For years I was under the misimpression that law has clear cut answers. But thanks to reading a myriad Posner books, and learning about the New Formalists, I've come to realize that no mature theory of law can seriously contend that law is just the mechanical application of principles to the facts. The law is littered with judicial discretion and indeterminate lacunae. I don't think anyone can seriously argue today that judges do not have a lot of discretion.
I was having a debate about Halacha and authority earlier, and encountered an interesting argument. I've always heard that the most authoritative Poskim are those who are "Kulo Torah," meaning people who are immersed in Torah 24/7 and not tainted by other modes of thought. For a while that argument struck me as inconsistent. If Halacha is just the application of already existing and immutable principles, then why do we care about the thought-process of the legal decisor? Either the answer is right or it is wrong and the resolution can be determined by anyone familiar with the facts and principles. So what does "Kulo Torah" have to do with anything?
So the answer seems to be that Halacha is more than just syllogisms; it involves balancing, weighing, and discretion. A person who is involved in the Halachic system is better able to determine what weight to grant specific issues and how to balance them properly. So it's the recognition of judicial discretion that explains why the Gedolim are better able to decide Halachic cases than someone who is influenced by secular society.
While this argument seems sound, it ignores a crucial element. Discretion is based on not just what one learns and how one thinks, but also what one experiences. The proper way to weigh the factors is to ascertain the value the Torah places on each factor, and come to a conclusion. While that makes sense, it does not acknowledge that balancing cannot be done without understanding how to the factors are relevant to the facts.
Basically the argument assumes that when the Halachic question cannot be solved by simply applying the law to the facts, the decisor has discretion. Say we have factor A and B. The Posek, via his Halachic thinking that is generated by decades of studying only Torah, will look at the factors and weigh them. The proper weight to impute to each factor is based on the texts and the Halachic corpus as a whole. That's why only someone who is really immersed in Torah, and only Torah, can really decide difficult and indeterminate Halachic questions.
But that argument ignores how experience relates to the facts. Say we have a case of a raped girl who wants an abortion. The Posek might weigh the value of the fetal life and the prohibitions against injuring oneself and wasting seed against the psychological harm to the girl. But no Posek in history can ever truly understand that harm because no Posek is a woman. He cannot understand what it means to be raped and how that affects women.
This problem is why Posner argues that the courts should be diverse, in order to reflect the varying experiences of the judges. While an individual judge might not have had the same experience of the litigants in a specific case, across the legal system enough judges will have similar experiences, so everything will even out.
But Halacha prohibits woman Rabbis. It does allow female experiences to influence the discretionary decisions of the Rabbinic judges. So how are those experiences integrated into the system?
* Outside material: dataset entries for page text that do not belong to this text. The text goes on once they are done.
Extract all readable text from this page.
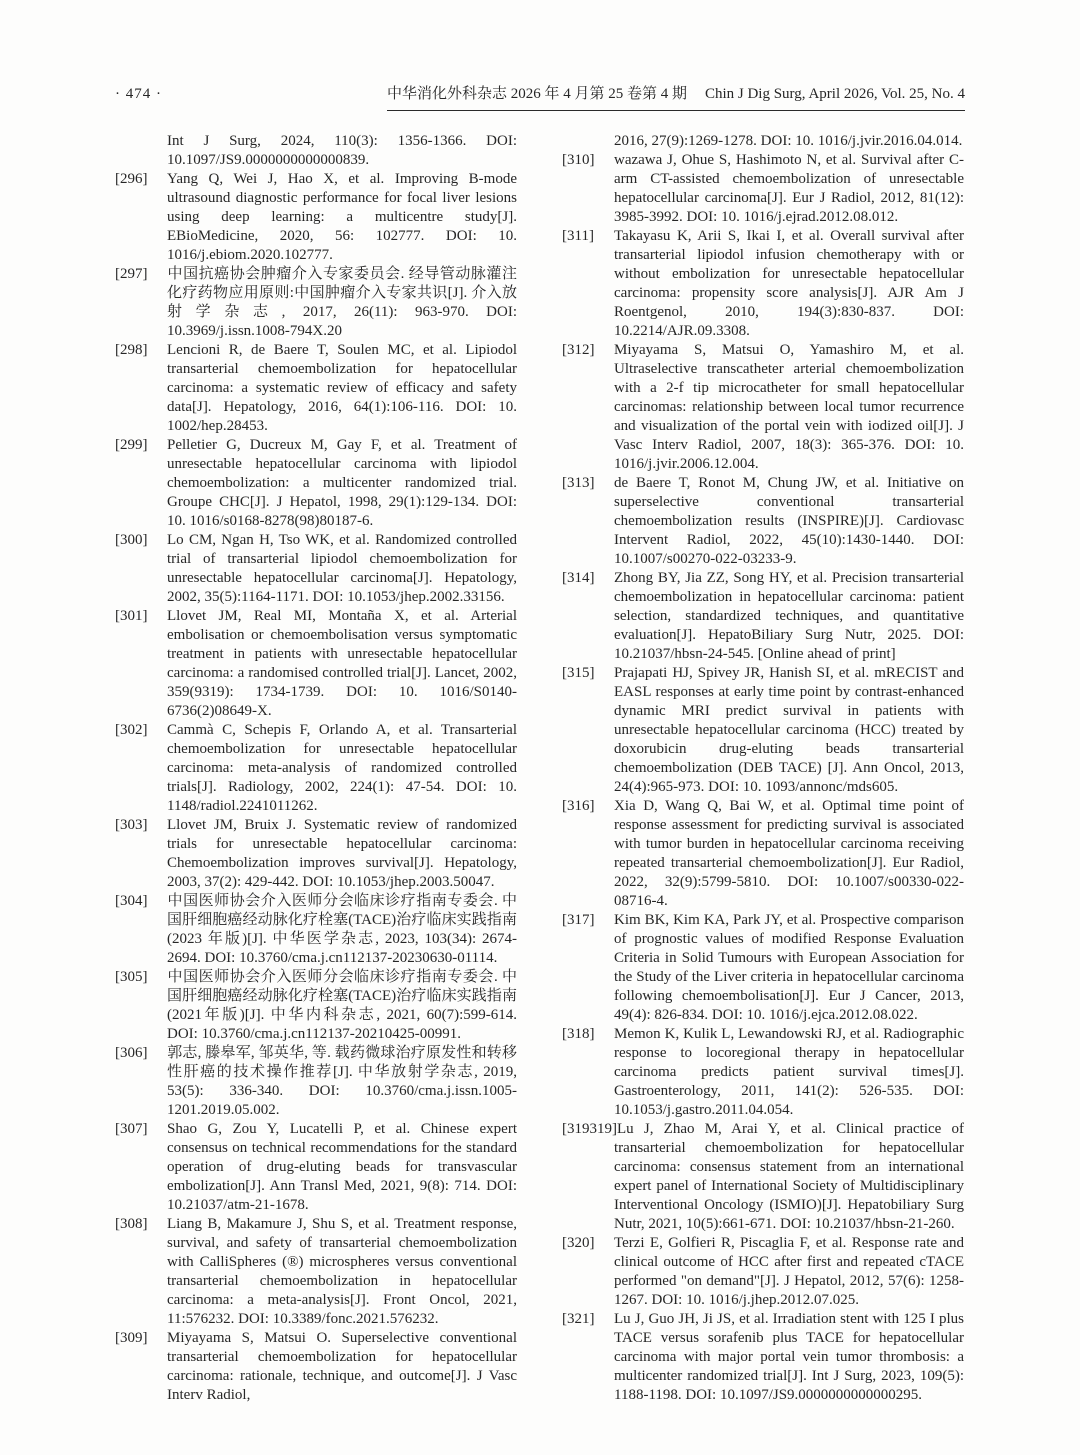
· 474 ·	中华消化外科杂志 2026 年 4 月第 25 卷第 4 期 Chin J Dig Surg, April 2026, Vol. 25, No. 4
Int J Surg, 2024, 110(3): 1356-1366. DOI: 10.1097/JS9.0000000000000839.
[296] Yang Q, Wei J, Hao X, et al. Improving B-mode ultrasound diagnostic performance for focal liver lesions using deep learning: a multicentre study[J]. EBioMedicine, 2020, 56: 102777. DOI: 10. 1016/j.ebiom.2020.102777.
[297] 中国抗癌协会肿瘤介入专家委员会. 经导管动脉灌注化疗药物应用原则:中国肿瘤介入专家共识[J]. 介入放射学杂志, 2017, 26(11): 963-970. DOI: 10.3969/j.issn.1008-794X.20
[298] Lencioni R, de Baere T, Soulen MC, et al. Lipiodol transarterial chemoembolization for hepatocellular carcinoma: a systematic review of efficacy and safety data[J]. Hepatology, 2016, 64(1):106-116. DOI: 10. 1002/hep.28453.
[299] Pelletier G, Ducreux M, Gay F, et al. Treatment of unresectable hepatocellular carcinoma with lipiodol chemoembolization: a multicenter randomized trial. Groupe CHC[J]. J Hepatol, 1998, 29(1):129-134. DOI: 10. 1016/s0168-8278(98)80187-6.
[300] Lo CM, Ngan H, Tso WK, et al. Randomized controlled trial of transarterial lipiodol chemoembolization for unresectable hepatocellular carcinoma[J]. Hepatology, 2002, 35(5):1164-1171. DOI: 10.1053/jhep.2002.33156.
[301] Llovet JM, Real MI, Montaña X, et al. Arterial embolisation or chemoembolisation versus symptomatic treatment in patients with unresectable hepatocellular carcinoma: a randomised controlled trial[J]. Lancet, 2002, 359(9319): 1734-1739. DOI: 10. 1016/S0140-6736(2)08649-X.
[302] Cammà C, Schepis F, Orlando A, et al. Transarterial chemoembolization for unresectable hepatocellular carcinoma: meta-analysis of randomized controlled trials[J]. Radiology, 2002, 224(1): 47-54. DOI: 10. 1148/radiol.2241011262.
[303] Llovet JM, Bruix J. Systematic review of randomized trials for unresectable hepatocellular carcinoma: Chemoembolization improves survival[J]. Hepatology, 2003, 37(2): 429-442. DOI: 10.1053/jhep.2003.50047.
[304] 中国医师协会介入医师分会临床诊疗指南专委会. 中国肝细胞癌经动脉化疗栓塞(TACE)治疗临床实践指南(2023 年版)[J]. 中华医学杂志, 2023, 103(34): 2674-2694. DOI: 10.3760/cma.j.cn112137-20230630-01114.
[305] 中国医师协会介入医师分会临床诊疗指南专委会. 中国肝细胞癌经动脉化疗栓塞(TACE)治疗临床实践指南(2021年版)[J]. 中华内科杂志, 2021, 60(7):599-614. DOI: 10.3760/cma.j.cn112137-20210425-00991.
[306] 郭志, 滕皋军, 邹英华, 等. 载药微球治疗原发性和转移性肝癌的技术操作推荐[J]. 中华放射学杂志, 2019, 53(5): 336-340. DOI: 10.3760/cma.j.issn.1005-1201.2019.05.002.
[307] Shao G, Zou Y, Lucatelli P, et al. Chinese expert consensus on technical recommendations for the standard operation of drug-eluting beads for transvascular embolization[J]. Ann Transl Med, 2021, 9(8): 714. DOI: 10.21037/atm-21-1678.
[308] Liang B, Makamure J, Shu S, et al. Treatment response, survival, and safety of transarterial chemoembolization with CalliSpheres (®) microspheres versus conventional transarterial chemoembolization in hepatocellular carcinoma: a meta-analysis[J]. Front Oncol, 2021, 11:576232. DOI: 10.3389/fonc.2021.576232.
[309] Miyayama S, Matsui O. Superselective conventional transarterial chemoembolization for hepatocellular carcinoma: rationale, technique, and outcome[J]. J Vasc Interv Radiol,
2016, 27(9):1269-1278. DOI: 10. 1016/j.jvir.2016.04.014.
[310] wazawa J, Ohue S, Hashimoto N, et al. Survival after C-arm CT-assisted chemoembolization of unresectable hepatocellular carcinoma[J]. Eur J Radiol, 2012, 81(12): 3985-3992. DOI: 10. 1016/j.ejrad.2012.08.012.
[311] Takayasu K, Arii S, Ikai I, et al. Overall survival after transarterial lipiodol infusion chemotherapy with or without embolization for unresectable hepatocellular carcinoma: propensity score analysis[J]. AJR Am J Roentgenol, 2010, 194(3):830-837. DOI: 10.2214/AJR.09.3308.
[312] Miyayama S, Matsui O, Yamashiro M, et al. Ultraselective transcatheter arterial chemoembolization with a 2-f tip microcatheter for small hepatocellular carcinomas: relationship between local tumor recurrence and visualization of the portal vein with iodized oil[J]. J Vasc Interv Radiol, 2007, 18(3): 365-376. DOI: 10. 1016/j.jvir.2006.12.004.
[313] de Baere T, Ronot M, Chung JW, et al. Initiative on superselective conventional transarterial chemoembolization results (INSPIRE)[J]. Cardiovasc Intervent Radiol, 2022, 45(10):1430-1440. DOI: 10.1007/s00270-022-03233-9.
[314] Zhong BY, Jia ZZ, Song HY, et al. Precision transarterial chemoembolization in hepatocellular carcinoma: patient selection, standardized techniques, and quantitative evaluation[J]. HepatoBiliary Surg Nutr, 2025. DOI: 10.21037/hbsn-24-545. [Online ahead of print]
[315] Prajapati HJ, Spivey JR, Hanish SI, et al. mRECIST and EASL responses at early time point by contrast-enhanced dynamic MRI predict survival in patients with unresectable hepatocellular carcinoma (HCC) treated by doxorubicin drug-eluting beads transarterial chemoembolization (DEB TACE) [J]. Ann Oncol, 2013, 24(4):965-973. DOI: 10. 1093/annonc/mds605.
[316] Xia D, Wang Q, Bai W, et al. Optimal time point of response assessment for predicting survival is associated with tumor burden in hepatocellular carcinoma receiving repeated transarterial chemoembolization[J]. Eur Radiol, 2022, 32(9):5799-5810. DOI: 10.1007/s00330-022-08716-4.
[317] Kim BK, Kim KA, Park JY, et al. Prospective comparison of prognostic values of modified Response Evaluation Criteria in Solid Tumours with European Association for the Study of the Liver criteria in hepatocellular carcinoma following chemoembolisation[J]. Eur J Cancer, 2013, 49(4): 826-834. DOI: 10. 1016/j.ejca.2012.08.022.
[318] Memon K, Kulik L, Lewandowski RJ, et al. Radiographic response to locoregional therapy in hepatocellular carcinoma predicts patient survival times[J]. Gastroenterology, 2011, 141(2): 526-535. DOI: 10.1053/j.gastro.2011.04.054.
[319319]Lu J, Zhao M, Arai Y, et al. Clinical practice of transarterial chemoembolization for hepatocellular carcinoma: consensus statement from an international expert panel of International Society of Multidisciplinary Interventional Oncology (ISMIO)[J]. Hepatobiliary Surg Nutr, 2021, 10(5):661-671. DOI: 10.21037/hbsn-21-260.
[320] Terzi E, Golfieri R, Piscaglia F, et al. Response rate and clinical outcome of HCC after first and repeated cTACE performed "on demand"[J]. J Hepatol, 2012, 57(6): 1258-1267. DOI: 10. 1016/j.jhep.2012.07.025.
[321] Lu J, Guo JH, Ji JS, et al. Irradiation stent with 125 I plus TACE versus sorafenib plus TACE for hepatocellular carcinoma with major portal vein tumor thrombosis: a multicenter randomized trial[J]. Int J Surg, 2023, 109(5): 1188-1198. DOI: 10.1097/JS9.0000000000000295.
To summarize this already too long post, we have two conceptions of a legal system (I'm oversimplifying, but if my dilemma is a result of that simplification, please let me know). One presumes that legal questions can be answered by applying law to facts. Who the judge is and how he views law is immaterial; a machine can come to the same conclusion. Under this view of law women judges are unnecessary but experiences don't matter. Under this conception any random posek can answer the question and we don't need someone who is "Kulo Torah."
On the other side we have a notion that law involves discretion and balancing. Under that view, we can understand why the Posek must be immersed in only Torah, since otherwise his discretion will be tainted by outside forces. But then how can we not allow the totality of experiences to be integrated into the law? How can we ignore the experiences of half our population?
This problem seems to be pretty acute. Any solutions?